We cleaned the living room and foyer Monday and Tuesday. That cleaning involved wiping down all wooden furniture plus the stair rail and the part of the stairs not covered by carpet, washing the glass in the curio cabinet and dusting the shelves and figurines within, dusting silk plants (I kill the real kind) and other activities that brought a snarl to their lovely lips and dire threats of further manual labor to mine.
Today was their breaking point, however. Their assignment was to tackle the two big bookshelves in the dining/study room and they both chose to forget that one of my requirements for bookshelves is that the books be ordered from tall to short, left to right. It's just how I roll. I told them this on Monday. I told them this on Tuesday. So here we are on Wednesday and they acted like I'd made this job up on the fly to persecute and annoy them. Aisling, who like her mother before her doesn't have the sense to just shut up and get on with it, whined and complained and forced two large, salty drops out of her tear ducts and tested me to the point, after two fair warnings, to say in a calm and pleasant voice, "Don't you wish you'd just minded me? Because now? You're in trouble."
Meelyn remained tight-lipped, shooting me a couple of hard glances that I chose to ignore only because she didn't have the courage to actually meet my eyes and turned her withering gaze away every time I looked in her direction. I coached them through the task and the bookshelves look absolutely beautiful.
Now that they're finished and no longer need my constant supervision, it's time for me to get my own task started, which is taking the display items out of the china cabinet and washing them, wiping down the shelves and shining the glass, then going over the whole body of the piece with the brush attachment on the vacuum, which I find removes dust from carving and other crevices much more efficiently than even a Swiffer.

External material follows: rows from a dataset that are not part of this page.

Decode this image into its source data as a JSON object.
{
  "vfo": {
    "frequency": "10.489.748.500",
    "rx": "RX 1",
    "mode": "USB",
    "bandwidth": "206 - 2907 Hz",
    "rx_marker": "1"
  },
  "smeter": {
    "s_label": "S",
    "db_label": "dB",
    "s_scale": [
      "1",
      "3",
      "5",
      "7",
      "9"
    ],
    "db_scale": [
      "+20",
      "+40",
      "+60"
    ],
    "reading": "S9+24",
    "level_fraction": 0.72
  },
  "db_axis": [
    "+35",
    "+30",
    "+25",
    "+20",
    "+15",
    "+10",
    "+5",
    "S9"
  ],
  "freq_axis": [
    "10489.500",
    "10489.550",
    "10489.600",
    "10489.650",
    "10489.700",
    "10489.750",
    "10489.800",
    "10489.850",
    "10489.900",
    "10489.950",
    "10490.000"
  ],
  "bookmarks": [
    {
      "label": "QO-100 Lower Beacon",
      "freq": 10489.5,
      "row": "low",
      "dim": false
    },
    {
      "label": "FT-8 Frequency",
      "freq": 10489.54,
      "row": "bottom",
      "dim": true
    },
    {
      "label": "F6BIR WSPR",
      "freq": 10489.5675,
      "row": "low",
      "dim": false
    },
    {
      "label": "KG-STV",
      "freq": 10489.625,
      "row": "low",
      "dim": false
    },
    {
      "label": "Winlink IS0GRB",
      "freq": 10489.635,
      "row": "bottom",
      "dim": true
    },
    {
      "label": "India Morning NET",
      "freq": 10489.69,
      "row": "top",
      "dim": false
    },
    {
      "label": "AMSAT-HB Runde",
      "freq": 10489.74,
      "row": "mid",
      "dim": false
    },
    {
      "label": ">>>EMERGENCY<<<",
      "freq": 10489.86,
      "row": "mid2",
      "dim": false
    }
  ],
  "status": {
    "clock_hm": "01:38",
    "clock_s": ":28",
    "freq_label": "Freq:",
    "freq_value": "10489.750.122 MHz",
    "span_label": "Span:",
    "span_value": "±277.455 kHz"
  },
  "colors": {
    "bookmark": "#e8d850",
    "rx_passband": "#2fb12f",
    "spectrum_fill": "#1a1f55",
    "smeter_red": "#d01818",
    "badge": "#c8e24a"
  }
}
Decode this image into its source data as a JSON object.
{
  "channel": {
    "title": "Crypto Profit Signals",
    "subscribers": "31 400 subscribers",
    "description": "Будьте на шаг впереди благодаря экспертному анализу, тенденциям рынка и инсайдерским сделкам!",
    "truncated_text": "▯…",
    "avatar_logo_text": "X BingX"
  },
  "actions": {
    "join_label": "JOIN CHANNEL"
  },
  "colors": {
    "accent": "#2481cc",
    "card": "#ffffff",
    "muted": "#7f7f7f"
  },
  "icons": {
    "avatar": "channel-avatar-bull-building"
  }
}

To keep myself company, I plan to shed a couple of angry tears, shoot myself wicked glances, whine several remarks about how this just isn't faaaaaaaiiiiiir and then punish myself by sending me upstairs to spend time alone in my room, reflecting on my many sins. Or maybe reading my library book.
That'll teach me.
*I am writing this all down so that I'll have it as a handy reference next year. This year, the girls refused to admit that we'd done any spring cleaning last year, even though I clearly remember hauling furniture out from the walls so that we could sweep under it ("Hey! There's that piece of candy that fell out of my mouth that I never could find later!" said Aisling in delight) and going around the edges of all the vinyl floors in the house -- upstairs and downstairs bathrooms -- with scrub brushes.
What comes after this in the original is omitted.